Do you think electronics are essential for the modern percussionist?

A percussionist is asked to do a lot these days—there are so many different instrument families that we get asked to play all the time, and it’s either financially or physically impossible to fulfill all those requests with real instruments, especially if we are playing live. [These] many different instruments would require a ton of microphones, a ton of actual physical gear, stands, everything, plus physically being able to jump from one instrument to another [to play them]. As a working percussionist, it’s an absolute necessity to have the SPD-30 in my setup.

One of the first times I talked with Josh Groban’s musical director, Tariqh Akoni, we were talking about my setup. And one of his comments was, “For the electronics, I’m assuming you’re using the SPD.” His approach is that the [SPD is] standard in the industry for percussion. Why would you use something else? To me right now, and to all the other performers, the Roland SPD series is the standard.

How do you use the OCTAPAD SPD-30 in the studio?
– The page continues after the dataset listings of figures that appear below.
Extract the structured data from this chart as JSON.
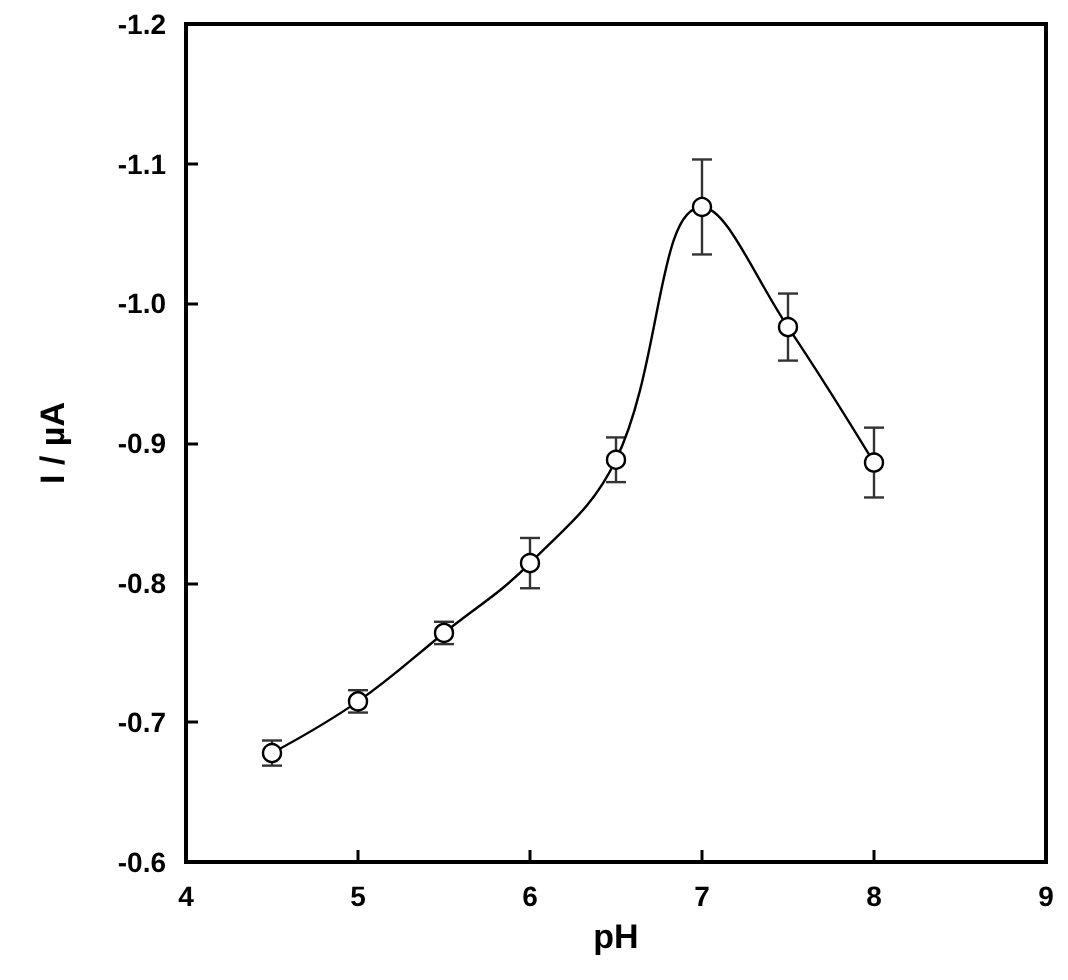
{
  "chart_data": {
    "type": "line",
    "xlabel": "pH",
    "ylabel": "I / µA",
    "x": [
      4.5,
      5,
      5.5,
      6,
      6.5,
      7,
      7.5,
      8
    ],
    "values": [
      -0.678,
      -0.715,
      -0.764,
      -0.814,
      -0.888,
      -1.069,
      -0.983,
      -0.886
    ],
    "errors": [
      0.009,
      0.008,
      0.008,
      0.018,
      0.016,
      0.034,
      0.024,
      0.025
    ],
    "color": "#000000",
    "marker": "circle",
    "line_style": "solid",
    "xlim": [
      4,
      9
    ],
    "xticks": [
      4,
      5,
      6,
      7,
      8,
      9
    ],
    "ylim": [
      -0.6,
      -1.2
    ],
    "yticks": [
      -0.6,
      -0.7,
      -0.8,
      -0.9,
      {
        "value": -1.0,
        "label": "-1.0"
      },
      -1.1,
      -1.2
    ],
    "grid": false,
    "legend": false
  }
}
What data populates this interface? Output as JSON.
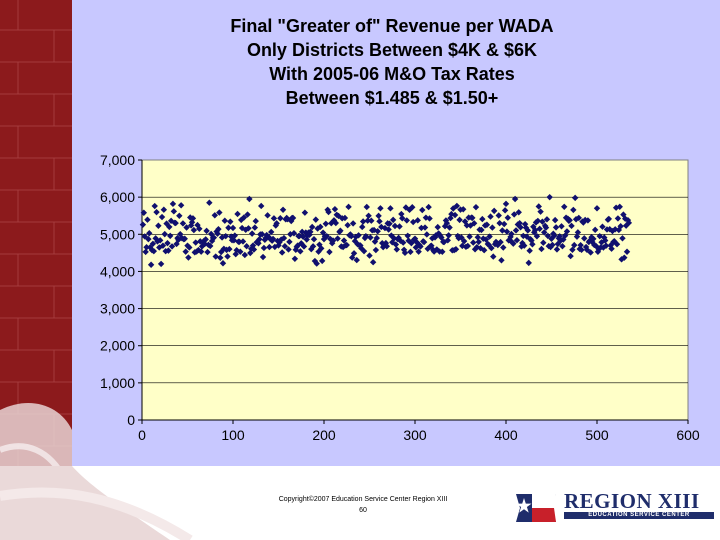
{
  "colors": {
    "accent_red": "#8c1a1c",
    "panel_bg": "#c8c8ff",
    "plot_bg": "#ffffc8",
    "marker": "#10106e",
    "logo_navy": "#1f2d6b"
  },
  "chart_data": {
    "type": "scatter",
    "title_lines": [
      "Final \"Greater of\" Revenue per WADA",
      "Only Districts Between $4K & $6K",
      "With 2005-06 M&O Tax Rates",
      "Between $1.485 & $1.50+"
    ],
    "xlabel": "",
    "ylabel": "",
    "xlim": [
      0,
      600
    ],
    "ylim": [
      0,
      7000
    ],
    "x_ticks": [
      0,
      100,
      200,
      300,
      400,
      500,
      600
    ],
    "x_tick_labels": [
      "0",
      "100",
      "200",
      "300",
      "400",
      "500",
      "600"
    ],
    "y_ticks": [
      0,
      1000,
      2000,
      3000,
      4000,
      5000,
      6000,
      7000
    ],
    "y_tick_labels": [
      "0",
      "1,000",
      "2,000",
      "3,000",
      "4,000",
      "5,000",
      "6,000",
      "7,000"
    ],
    "grid": "horizontal",
    "legend": "none",
    "marker": "diamond",
    "point_count": 535,
    "x_range": [
      1,
      535
    ],
    "typical_band": [
      4500,
      5000
    ],
    "y_min": 4200,
    "y_max": 6000,
    "sample_points": [
      [
        2,
        5580
      ],
      [
        10,
        4180
      ],
      [
        34,
        5820
      ],
      [
        74,
        5850
      ],
      [
        118,
        5950
      ],
      [
        124,
        5180
      ],
      [
        190,
        4280
      ],
      [
        205,
        5600
      ],
      [
        262,
        5700
      ],
      [
        395,
        4300
      ],
      [
        400,
        5820
      ],
      [
        410,
        5950
      ],
      [
        425,
        4230
      ],
      [
        448,
        6000
      ],
      [
        476,
        5980
      ],
      [
        500,
        5700
      ],
      [
        525,
        5740
      ],
      [
        533,
        4530
      ]
    ]
  },
  "footer": {
    "copyright": "Copyright©2007 Education Service Center Region XIII",
    "page_number": "60"
  },
  "logo": {
    "title": "REGION XIII",
    "subtitle": "EDUCATION SERVICE CENTER"
  }
}
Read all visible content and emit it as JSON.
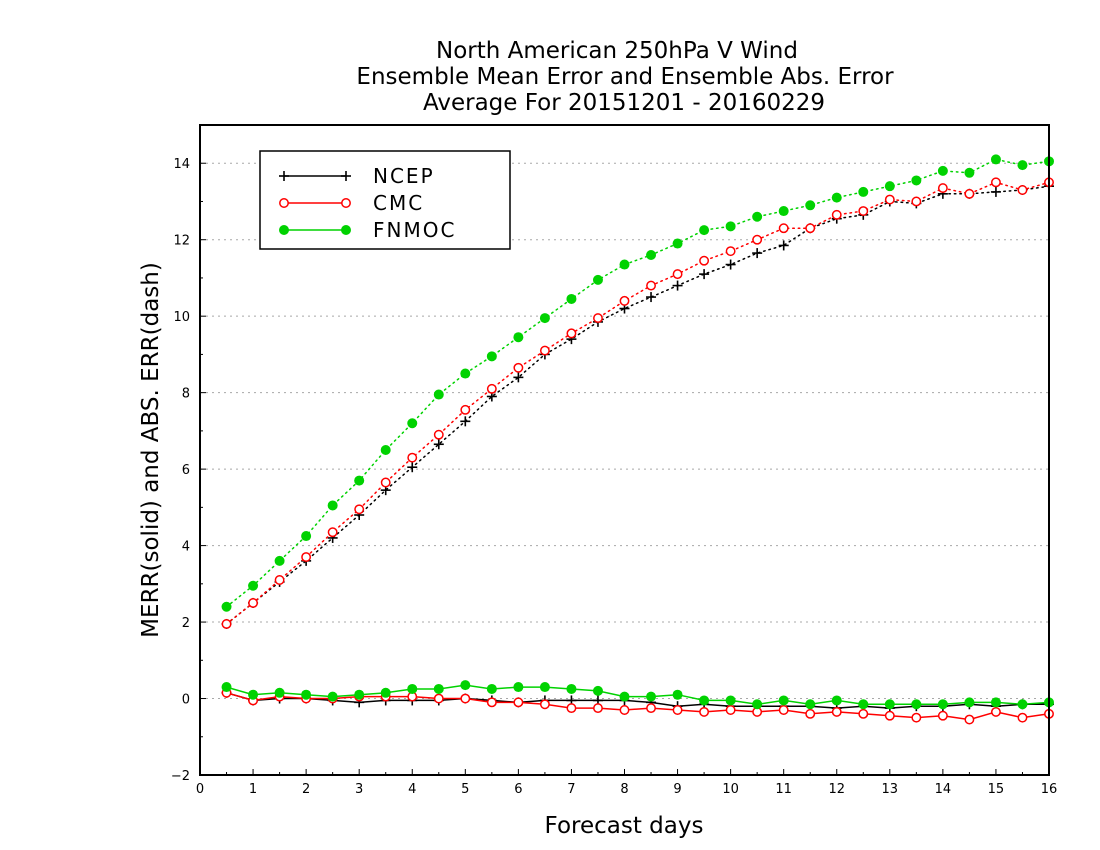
{
  "chart_data": {
    "type": "line",
    "title_lines": [
      "North American 250hPa V Wind",
      "Ensemble Mean Error and Ensemble Abs. Error",
      "Average For 20151201 - 20160229"
    ],
    "xlabel": "Forecast days",
    "ylabel": "MERR(solid) and ABS. ERR(dash)",
    "xlim": [
      0,
      16
    ],
    "ylim": [
      -2,
      15
    ],
    "x_ticks": [
      0,
      1,
      2,
      3,
      4,
      5,
      6,
      7,
      8,
      9,
      10,
      11,
      12,
      13,
      14,
      15,
      16
    ],
    "y_ticks": [
      -2,
      0,
      2,
      4,
      6,
      8,
      10,
      12,
      14
    ],
    "grid": "horizontal dotted",
    "legend_position": "top-left",
    "x": [
      0.5,
      1,
      1.5,
      2,
      2.5,
      3,
      3.5,
      4,
      4.5,
      5,
      5.5,
      6,
      6.5,
      7,
      7.5,
      8,
      8.5,
      9,
      9.5,
      10,
      10.5,
      11,
      11.5,
      12,
      12.5,
      13,
      13.5,
      14,
      14.5,
      15,
      15.5,
      16
    ],
    "series": [
      {
        "name": "NCEP",
        "color": "#000000",
        "marker": "plus",
        "abs_err": [
          1.95,
          2.5,
          3.05,
          3.6,
          4.2,
          4.8,
          5.45,
          6.05,
          6.65,
          7.25,
          7.9,
          8.4,
          9.0,
          9.4,
          9.85,
          10.2,
          10.5,
          10.8,
          11.1,
          11.35,
          11.65,
          11.85,
          12.3,
          12.55,
          12.65,
          13.0,
          12.95,
          13.2,
          13.2,
          13.25,
          13.3,
          13.4
        ],
        "mean_err": [
          0.15,
          -0.05,
          0.0,
          0.0,
          -0.05,
          -0.1,
          -0.05,
          -0.05,
          -0.05,
          0.0,
          -0.05,
          -0.1,
          -0.05,
          -0.05,
          -0.05,
          -0.05,
          -0.1,
          -0.2,
          -0.15,
          -0.2,
          -0.2,
          -0.2,
          -0.2,
          -0.25,
          -0.2,
          -0.25,
          -0.2,
          -0.2,
          -0.15,
          -0.2,
          -0.15,
          -0.15
        ]
      },
      {
        "name": "CMC",
        "color": "#ff0000",
        "marker": "open-circle",
        "abs_err": [
          1.95,
          2.5,
          3.1,
          3.7,
          4.35,
          4.95,
          5.65,
          6.3,
          6.9,
          7.55,
          8.1,
          8.65,
          9.1,
          9.55,
          9.95,
          10.4,
          10.8,
          11.1,
          11.45,
          11.7,
          12.0,
          12.3,
          12.3,
          12.65,
          12.75,
          13.05,
          13.0,
          13.35,
          13.2,
          13.5,
          13.3,
          13.5
        ],
        "mean_err": [
          0.15,
          -0.05,
          0.05,
          0.0,
          0.0,
          0.05,
          0.05,
          0.05,
          0.0,
          0.0,
          -0.1,
          -0.1,
          -0.15,
          -0.25,
          -0.25,
          -0.3,
          -0.25,
          -0.3,
          -0.35,
          -0.3,
          -0.35,
          -0.3,
          -0.4,
          -0.35,
          -0.4,
          -0.45,
          -0.5,
          -0.45,
          -0.55,
          -0.35,
          -0.5,
          -0.4
        ]
      },
      {
        "name": "FNMOC",
        "color": "#00d200",
        "marker": "filled-circle",
        "abs_err": [
          2.4,
          2.95,
          3.6,
          4.25,
          5.05,
          5.7,
          6.5,
          7.2,
          7.95,
          8.5,
          8.95,
          9.45,
          9.95,
          10.45,
          10.95,
          11.35,
          11.6,
          11.9,
          12.25,
          12.35,
          12.6,
          12.75,
          12.9,
          13.1,
          13.25,
          13.4,
          13.55,
          13.8,
          13.75,
          14.1,
          13.95,
          14.05
        ],
        "mean_err": [
          0.3,
          0.1,
          0.15,
          0.1,
          0.05,
          0.1,
          0.15,
          0.25,
          0.25,
          0.35,
          0.25,
          0.3,
          0.3,
          0.25,
          0.2,
          0.05,
          0.05,
          0.1,
          -0.05,
          -0.05,
          -0.15,
          -0.05,
          -0.15,
          -0.05,
          -0.15,
          -0.15,
          -0.15,
          -0.15,
          -0.1,
          -0.1,
          -0.15,
          -0.1
        ]
      }
    ]
  }
}
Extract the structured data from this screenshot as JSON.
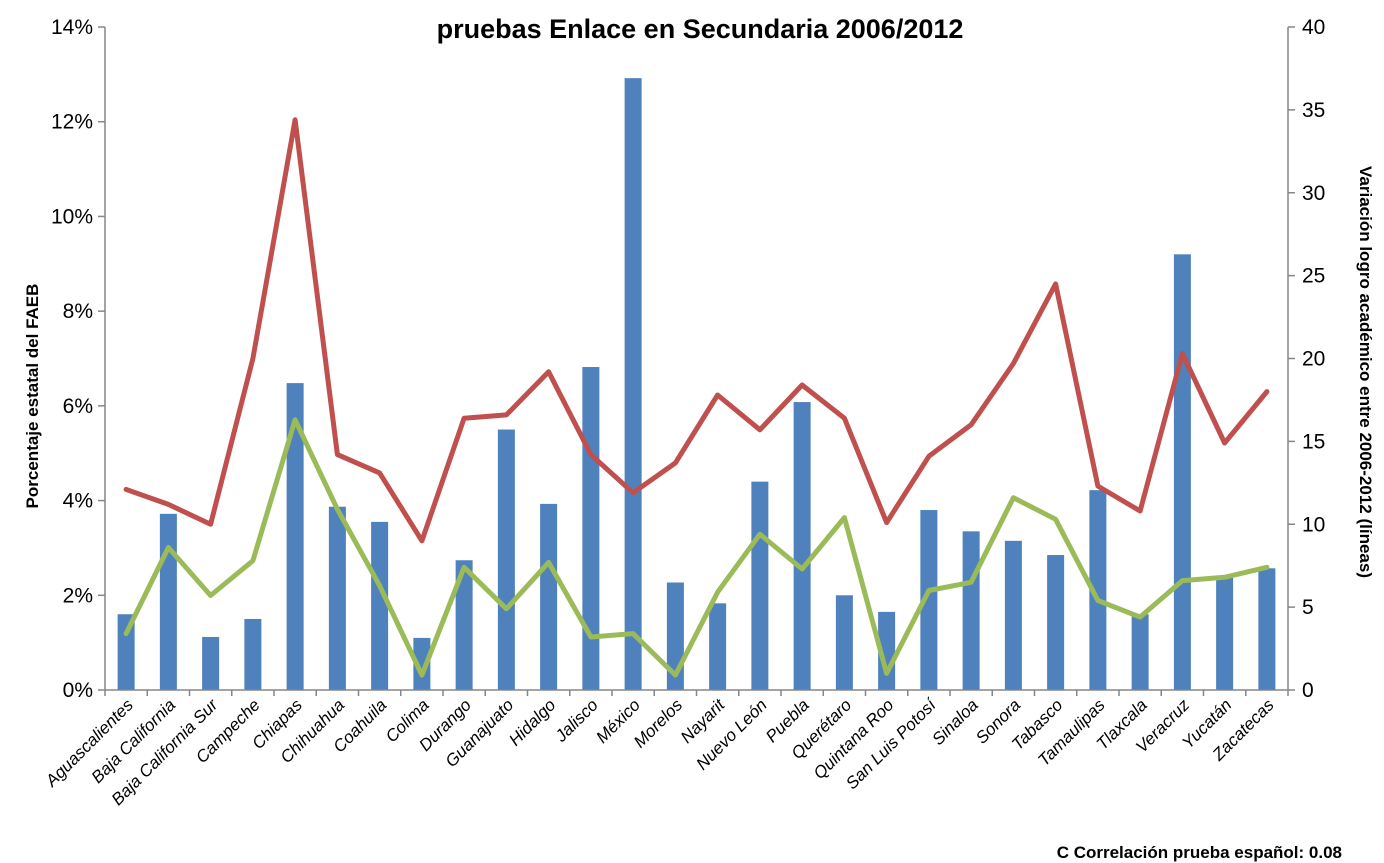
{
  "chart_data": {
    "type": "bar",
    "title": "pruebas Enlace en Secundaria 2006/2012",
    "ylabel": "Porcentaje estatal del FAEB",
    "y2label": "Variación logro académico entre 2006-2012  (líneas)",
    "ylim": [
      0,
      14
    ],
    "y2lim": [
      0,
      40
    ],
    "yticks": [
      "0%",
      "2%",
      "4%",
      "6%",
      "8%",
      "10%",
      "12%",
      "14%"
    ],
    "y2ticks": [
      "0",
      "5",
      "10",
      "15",
      "20",
      "25",
      "30",
      "35",
      "40"
    ],
    "grid": false,
    "categories": [
      "Aguascalientes",
      "Baja California",
      "Baja California Sur",
      "Campeche",
      "Chiapas",
      "Chihuahua",
      "Coahuila",
      "Colima",
      "Durango",
      "Guanajuato",
      "Hidalgo",
      "Jalisco",
      "México",
      "Morelos",
      "Nayarit",
      "Nuevo León",
      "Puebla",
      "Querétaro",
      "Quintana Roo",
      "San Luis Potosí",
      "Sinaloa",
      "Sonora",
      "Tabasco",
      "Tamaulipas",
      "Tlaxcala",
      "Veracruz",
      "Yucatán",
      "Zacatecas"
    ],
    "series": [
      {
        "kind": "bar",
        "axis": "left",
        "color": "#4F81BD",
        "values": [
          1.6,
          3.72,
          1.12,
          1.5,
          6.48,
          3.87,
          3.55,
          1.1,
          2.74,
          5.5,
          3.93,
          6.82,
          12.92,
          2.27,
          1.83,
          4.4,
          6.08,
          2.0,
          1.65,
          3.8,
          3.35,
          3.15,
          2.85,
          4.22,
          1.6,
          9.2,
          2.4,
          2.57
        ]
      },
      {
        "kind": "line",
        "axis": "right",
        "color": "#C0504D",
        "values": [
          12.1,
          11.2,
          10.0,
          20.0,
          34.4,
          14.2,
          13.1,
          9.0,
          16.4,
          16.6,
          19.2,
          14.2,
          11.9,
          13.7,
          17.8,
          15.7,
          18.4,
          16.4,
          10.1,
          14.1,
          16.0,
          19.7,
          24.5,
          12.3,
          10.8,
          20.3,
          14.9,
          18.0
        ]
      },
      {
        "kind": "line",
        "axis": "right",
        "color": "#9BBB59",
        "values": [
          3.4,
          8.6,
          5.7,
          7.8,
          16.3,
          10.9,
          6.3,
          0.9,
          7.4,
          4.9,
          7.7,
          3.2,
          3.4,
          0.9,
          5.9,
          9.4,
          7.3,
          10.4,
          1.0,
          6.0,
          6.5,
          11.6,
          10.3,
          5.4,
          4.4,
          6.6,
          6.8,
          7.4
        ]
      }
    ],
    "annotation": "C  Correlación prueba español: 0.08"
  }
}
What I mainly get called for in the studio is to give a human feel to a specific track, and I bring a lot of acoustic instruments and I record those. And these days, I always have my SPD-30 there too, because I can get so much done with this instrument and nobody will know the difference. I’m still recording live drums with the live feel, and I just have, you know, four more truckloads of instruments in my arsenal, instead of trying to find a big enough studio that can handle some of the huge drums. A lot of times you need the big room to capture the sound, and you need very expensive microphones—expensive this, expensive that. Right now, all we have to do is plug the SPD-30 in, and I’m still giving it the human, real feel; I still get all the dynamics. To me it’s just an additional instrument that I get to use in the studio.